検査室の使用予約を押さえ、世良先生がオーダーした採血内容を確認して必要なスピッツ(採血管)を戸棚から出していく。
準備を済ませ、再び診察室に顔を出した。
「先生、準備できました。」
「外で待ってる。」
素っ気なく一言だけ言い、傍らに置かれたマグカップのコーヒーを飲み干す。
やさぐれた様子の世良先生の背後から、先ほどの桃瀬さんの心電図データを盗み見た。
規則正しい波形の中、不規則に波打つ箇所が少しだけ見えた。
待合室で待っていた桃瀬さんを呼びに行き、採血を先に済ませてから検査室へ案内した。
「造影剤入れますので、横になってください。」
検査台に寝てもらい、駆血帯で腕を縛る。
指で押さえて血管を探す。色の白い人だな、と思った。白いを通り越して青褪めて見える。

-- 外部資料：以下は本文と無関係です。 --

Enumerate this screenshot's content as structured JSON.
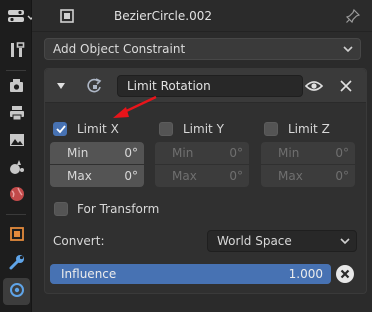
{
  "header": {
    "object_name": "BezierCircle.002",
    "icons": [
      "editor-type-icon",
      "chevron-down-icon",
      "object-data-icon",
      "pin-icon"
    ]
  },
  "tabs": [
    {
      "name": "tool",
      "icon": "wrench-screwdriver-icon"
    },
    {
      "name": "render",
      "icon": "camera-back-icon"
    },
    {
      "name": "output",
      "icon": "printer-icon"
    },
    {
      "name": "view-layer",
      "icon": "image-icon"
    },
    {
      "name": "scene",
      "icon": "scene-icon"
    },
    {
      "name": "world",
      "icon": "world-icon"
    },
    {
      "name": "object",
      "icon": "object-square-icon"
    },
    {
      "name": "modifiers",
      "icon": "wrench-icon"
    },
    {
      "name": "object-constraint",
      "icon": "constraint-icon",
      "active": true
    }
  ],
  "add_constraint": {
    "label": "Add Object Constraint"
  },
  "constraint": {
    "name": "Limit Rotation",
    "limit_x": {
      "label": "Limit X",
      "checked": true,
      "min_label": "Min",
      "min_value": "0°",
      "max_label": "Max",
      "max_value": "0°"
    },
    "limit_y": {
      "label": "Limit Y",
      "checked": false,
      "min_label": "Min",
      "min_value": "0°",
      "max_label": "Max",
      "max_value": "0°"
    },
    "limit_z": {
      "label": "Limit Z",
      "checked": false,
      "min_label": "Min",
      "min_value": "0°",
      "max_label": "Max",
      "max_value": "0°"
    },
    "for_transform": {
      "label": "For Transform",
      "checked": false
    },
    "convert": {
      "label": "Convert:",
      "value": "World Space"
    },
    "influence": {
      "label": "Influence",
      "value": "1.000",
      "fraction": 1.0
    }
  },
  "colors": {
    "accent": "#4772b3",
    "annotation_arrow": "#e8141a"
  }
}
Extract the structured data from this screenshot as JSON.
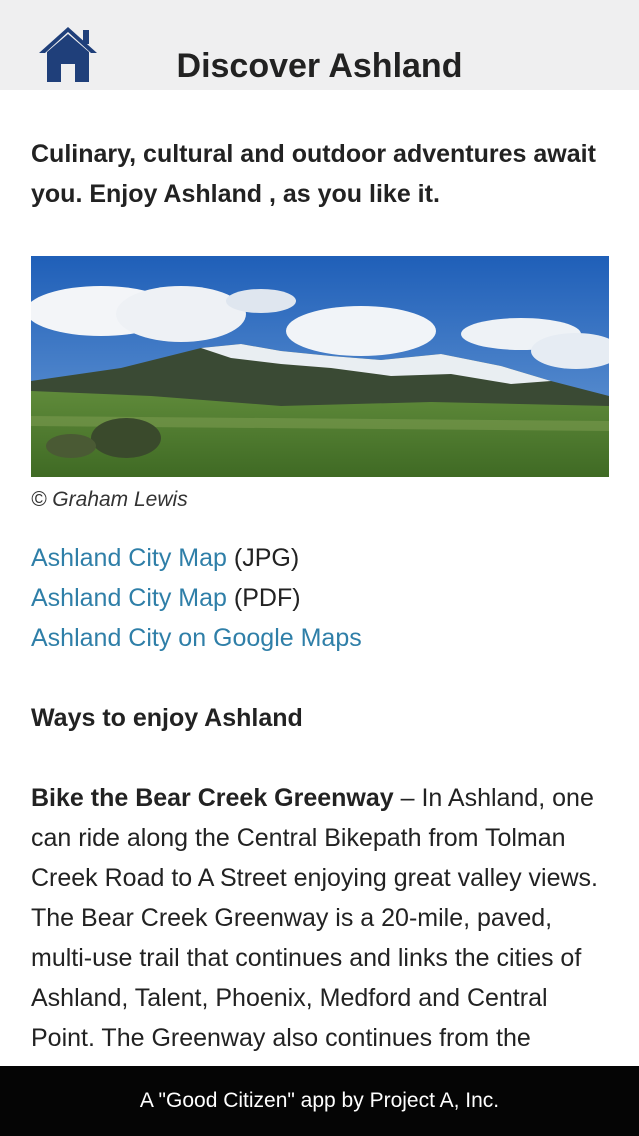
{
  "header": {
    "title": "Discover Ashland",
    "home_icon": "home-icon"
  },
  "intro": "Culinary, cultural and outdoor adventures await you. Enjoy Ashland , as you like it.",
  "photo": {
    "credit": "© Graham Lewis"
  },
  "links": [
    {
      "link_text": "Ashland City Map",
      "suffix": " (JPG)"
    },
    {
      "link_text": "Ashland City Map",
      "suffix": " (PDF)"
    },
    {
      "link_text": "Ashland City on Google Maps",
      "suffix": ""
    }
  ],
  "section": {
    "heading": "Ways to enjoy Ashland",
    "bike_title": "Bike the Bear Creek Greenway",
    "bike_text": " – In Ashland, one can ride along the Central Bikepath from Tolman Creek Road to A Street enjoying great valley views. The Bear Creek Greenway is a 20-mile, paved, multi-use trail that continues and links the cities of Ashland, Talent, Phoenix, Medford and Central Point. The Greenway also continues from the Ashland"
  },
  "footer": {
    "text": "A \"Good Citizen\" app by Project A, Inc."
  },
  "colors": {
    "link": "#2f7fa8",
    "home_icon": "#1f3f7a",
    "header_bg": "#efeff0",
    "footer_bg": "#050505"
  }
}
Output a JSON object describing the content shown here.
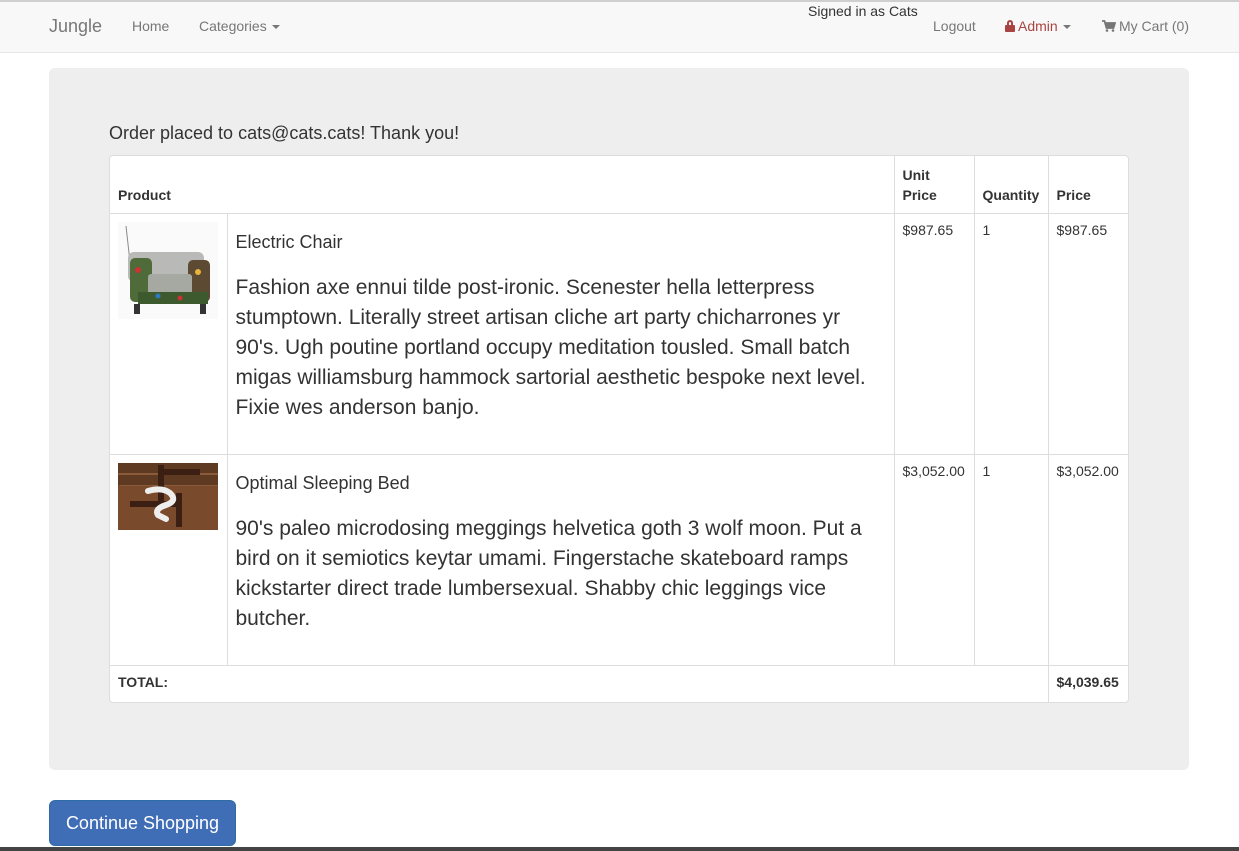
{
  "navbar": {
    "brand": "Jungle",
    "home": "Home",
    "categories": "Categories",
    "signed_in": "Signed in as Cats",
    "logout": "Logout",
    "admin": "Admin",
    "cart": "My Cart (0)"
  },
  "order": {
    "message": "Order placed to cats@cats.cats! Thank you!",
    "columns": {
      "product": "Product",
      "unit_price": "Unit Price",
      "quantity": "Quantity",
      "price": "Price"
    },
    "items": [
      {
        "name": "Electric Chair",
        "description": "Fashion axe ennui tilde post-ironic. Scenester hella letterpress stumptown. Literally street artisan cliche art party chicharrones yr 90's. Ugh poutine portland occupy meditation tousled. Small batch migas williamsburg hammock sartorial aesthetic bespoke next level. Fixie wes anderson banjo.",
        "unit_price": "$987.65",
        "quantity": "1",
        "price": "$987.65"
      },
      {
        "name": "Optimal Sleeping Bed",
        "description": "90's paleo microdosing meggings helvetica goth 3 wolf moon. Put a bird on it semiotics keytar umami. Fingerstache skateboard ramps kickstarter direct trade lumbersexual. Shabby chic leggings vice butcher.",
        "unit_price": "$3,052.00",
        "quantity": "1",
        "price": "$3,052.00"
      }
    ],
    "total_label": "TOTAL:",
    "total_value": "$4,039.65"
  },
  "continue_button": "Continue Shopping",
  "colors": {
    "primary": "#3f6db6",
    "admin": "#a94442",
    "jumbotron": "#eeeeee"
  }
}
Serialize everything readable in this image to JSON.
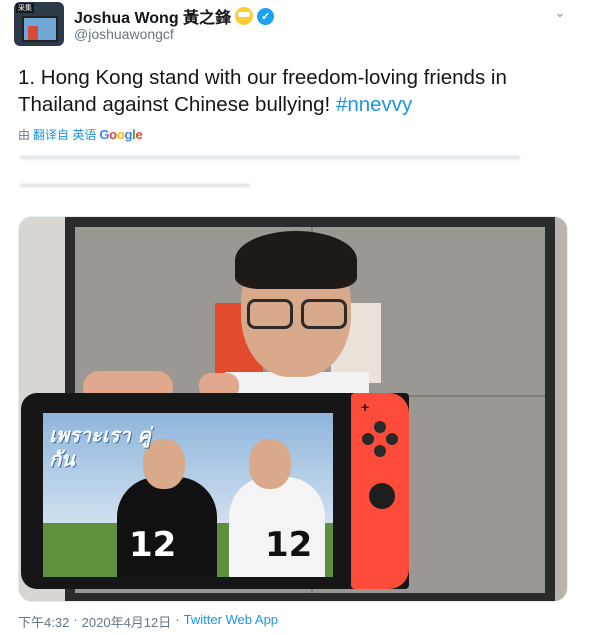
{
  "user": {
    "badge": "采集",
    "display_name": "Joshua Wong 黃之鋒",
    "handle": "@joshuawongcf"
  },
  "tweet": {
    "text_before": "1. Hong Kong stand with our freedom-loving friends in Thailand against Chinese bullying! ",
    "hashtag": "#nnevvy",
    "translate_prefix": "由",
    "translate_link": "翻译自 英语",
    "google_letters": [
      "G",
      "o",
      "o",
      "g",
      "l",
      "e"
    ]
  },
  "media": {
    "show_title": "เพราะเรา คู่กัน",
    "jersey_left": "12",
    "jersey_right": "12"
  },
  "meta": {
    "time": "下午4:32",
    "separator1": "·",
    "date": "2020年4月12日",
    "separator2": "·",
    "source": "Twitter Web App"
  },
  "colors": {
    "link": "#1b95e0",
    "verified": "#1da1f2",
    "secondary_text": "#657786"
  },
  "icons": [
    "verified-icon",
    "emoji-icon",
    "more-icon"
  ]
}
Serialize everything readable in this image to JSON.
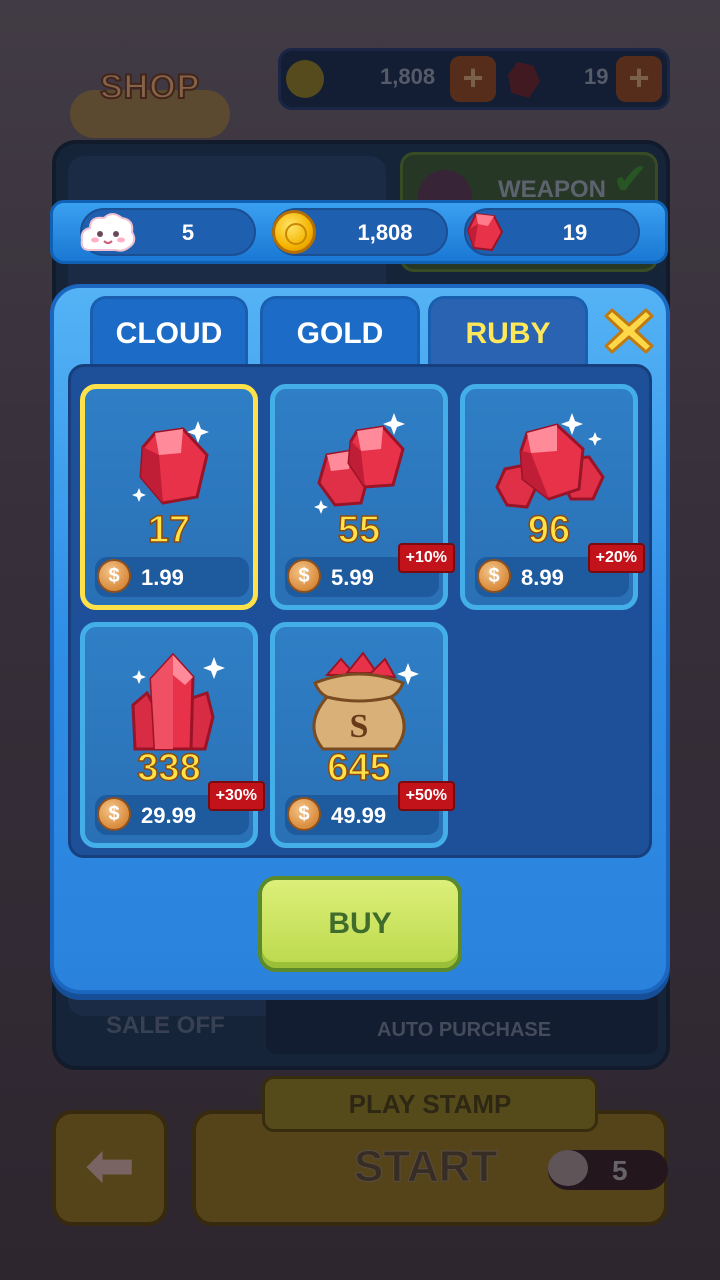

「嫌いなんだよなー、造影剤。気持ち悪くなるからさ。」
ぼやく桃瀬さんの顔を見る。
「食事されてませんよね?」
「どうせ検査だなんだって言い出すに決まってるから、いつも食べてないよ。」
笑ってみせる桃瀬さんの顔色は青白い。朝食を抜いたからというより、貧血気味なんじゃないだろうか。
「針刺しますね。」
「はーい。」
血管の壁を破る手ごたえを感じる。針を固定し、点滴バッグの位置を調整する。
連絡したはずだが、忙しいのかなかなか技師が来ない。
桃瀬さんを見ると、目が合った。桃瀬さんの口角がキュッと上がる。
「なあに?」
「あ、いえ…」
うろたえかけ、ふと思い出して聞いてみた。
「あの、世良先生とはお知り合いなんですか?」
「あー、世良?うん、幼馴染なんだよね。」
「へえ…。」
そう言えば年も同じだったような、と近くに置いた桃瀬さんのカルテデータを見る。
「そうだったんですね。」
「うん、親同士が仲良くてさ。元々、俺の主治医ってあいつの父ちゃんだったし。」
「世良先生のお父さんて…院長?」
「そう。あいつ昔は、親の職業継ぐなんて嫌だーなんて言ってたんだけど」
それまで笑って話していた桃瀬さんの表情が、不意に翳った。
「…あんなに嫌がってたのにさ。あいつが今医者やってるの、俺のせいなのかも。」
「桃瀬さん…?」
検査室の自動ドアが開く気配がして振り返る。ようやく技師が来たらしい。
「では、僕はこれで。」
「うん、ありがとねー。」
点滴していない方の腕で、ひらひらと手を振ってくれる桃瀬さんに微笑み、検査室を出た。
その後も外来対応をこなし、ようやく昼休憩の時間になった。
財布とスマホだけ持ち、近くのコンビニへ行こうと正面玄関から外へ出た。
―気づいたのは、桜色の髪の毛があまりに目立つせいだった。
正面玄関脇の駐車スペースで、桃瀬さんが誰かと話している姿が目に留まる。随分いい身なりの、長身の男だった。
検査前に僕と話していた時とは打って変わって厳しい顔つきをした桃瀬さんが、男に何か言って背を向けた。男がすかさず、桃瀬さんの細い腕を掴んで引き留める。
何を言っているのかまでは分からなかったけれど、やがて桃瀬さんは諦めたような表情で車に乗り込んだ。
運転席に長身の男が乗り込む。二人を乗せた黒い外車は、僕が立っていた場所とは反対方向へ走り去って行った。